Iya gini nih. Kalau semua orang di Indonesia hanya mau haknya saja, tetapi
enggan melaksanakan tanggung jawabnya maka hancurlah negara ini. Pengin marah,
dongkol, dan mukulin sampai babak belur nih orang tua.
Akhirnya
kami berdua turun di suatu tempat yang kata orang-orang tempat ini adalah
tempat bersemayam makhluk astral begal motor. Dengan rasa takut, penuh was-was,
dan curiga kami tetap berdiam di situ. Bingung juga apa yang harus dilakukan.

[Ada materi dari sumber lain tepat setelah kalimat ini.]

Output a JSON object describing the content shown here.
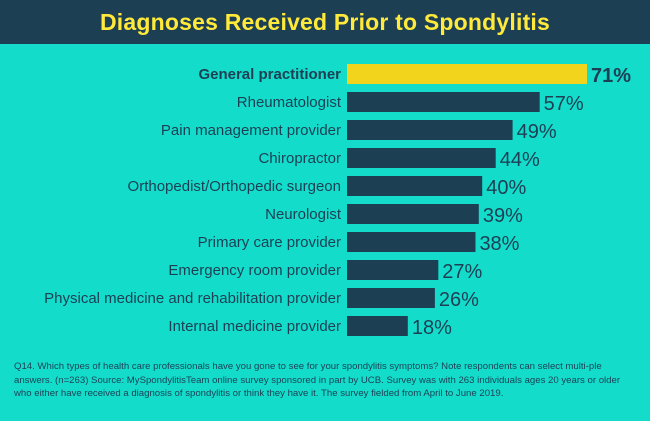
{
  "title": "Diagnoses Received Prior to Spondylitis",
  "colors": {
    "header_bg": "#1d3f54",
    "title_text": "#ffe93a",
    "background": "#14dccb",
    "bar": "#1d3f54",
    "highlight_bar": "#f2d41c",
    "text": "#1d3f54"
  },
  "chart_data": {
    "type": "bar",
    "orientation": "horizontal",
    "title": "Diagnoses Received Prior to Spondylitis",
    "categories": [
      "General practitioner",
      "Rheumatologist",
      "Pain management provider",
      "Chiropractor",
      "Orthopedist/Orthopedic surgeon",
      "Neurologist",
      "Primary care provider",
      "Emergency room provider",
      "Physical medicine and rehabilitation provider",
      "Internal medicine provider"
    ],
    "values": [
      71,
      57,
      49,
      44,
      40,
      39,
      38,
      27,
      26,
      18
    ],
    "value_labels": [
      "71%",
      "57%",
      "49%",
      "44%",
      "40%",
      "39%",
      "38%",
      "27%",
      "26%",
      "18%"
    ],
    "highlight_index": 0,
    "xlim": [
      0,
      71
    ],
    "grid": false,
    "legend": "none"
  },
  "footnote": "Q14. Which types of health care professionals have you gone to see for your spondylitis symptoms? Note respondents can select multi-ple answers. (n=263) Source: MySpondylitisTeam online survey sponsored in part by UCB. Survey was with 263 individuals ages 20 years or older who either have received a diagnosis of spondylitis or think they have it. The survey fielded from April to June 2019."
}
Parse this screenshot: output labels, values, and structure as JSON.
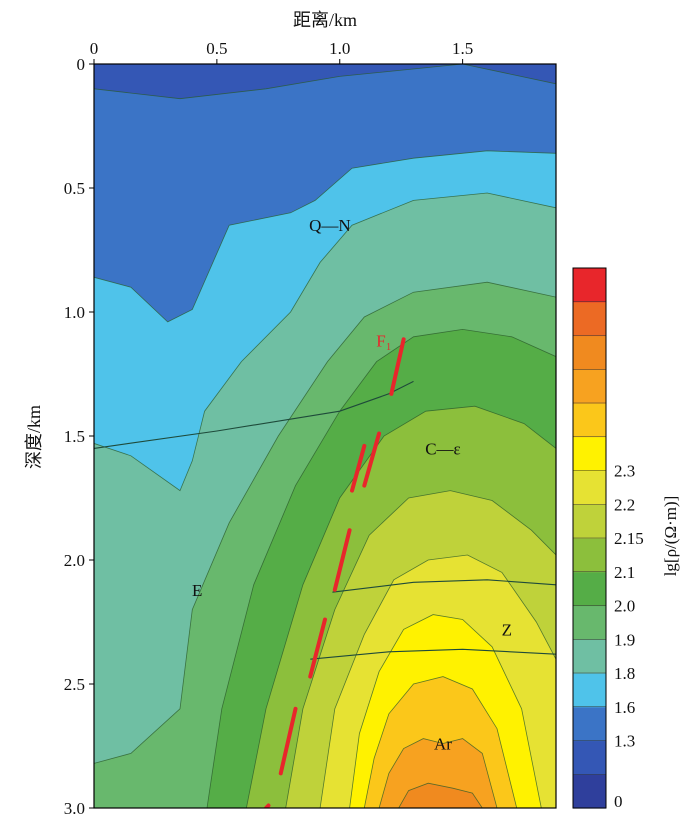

Jika harus kembali ke kos, jarak perjalanan sudah jauh dan berkilo-kilo dan
mana ada teman yang mau menjemput dengan perjalanan hingga dua puluh kilo
meter. Kalau mau melanjkan perjalanana, sudah tidak ada bus kecil lagi yang
beroperasi hampir tengah malam seperti ini. Tempatnya sangat sepi, tidak ada
kendaraan lewat lagi.
Tak
selang lama ada ambulance yang lewat. Dari sekian kendaraan yang kami minta
tumpangi hanya kendaraan ini yang mau berhenti. Dengan proses tawar-menawar,
mobil mengerikan ini mau gue dan teman gue tumpangi. Sebenarnya arah dan tujuan antara mobil kematian ini dengan kami
berbeda. Sempat ada rasa was-was sih apakah ini seperti di film-film yang
terlalu biasa itu. Dimana kita minta dianterin ke suatu tempat, eh malah dianterin
ke kuburan. Tapi nggak mungkin. Mana ada setan minta duit. Dua ratus ribu lagi.
Ini megharuskan gue minta kiriman duit dari orang tua saat itu juga. Akhirnya
gue ngrepotin orang tua lagi. Ini semua nggak akan terjadi jika nggak gara-gara
ulah supir kurang patuh terhadap sumpah janji setia seorang supir seperti itu.
Sampai
di terminal, tak selang lama kita mendapatkan bus menuju kota gue.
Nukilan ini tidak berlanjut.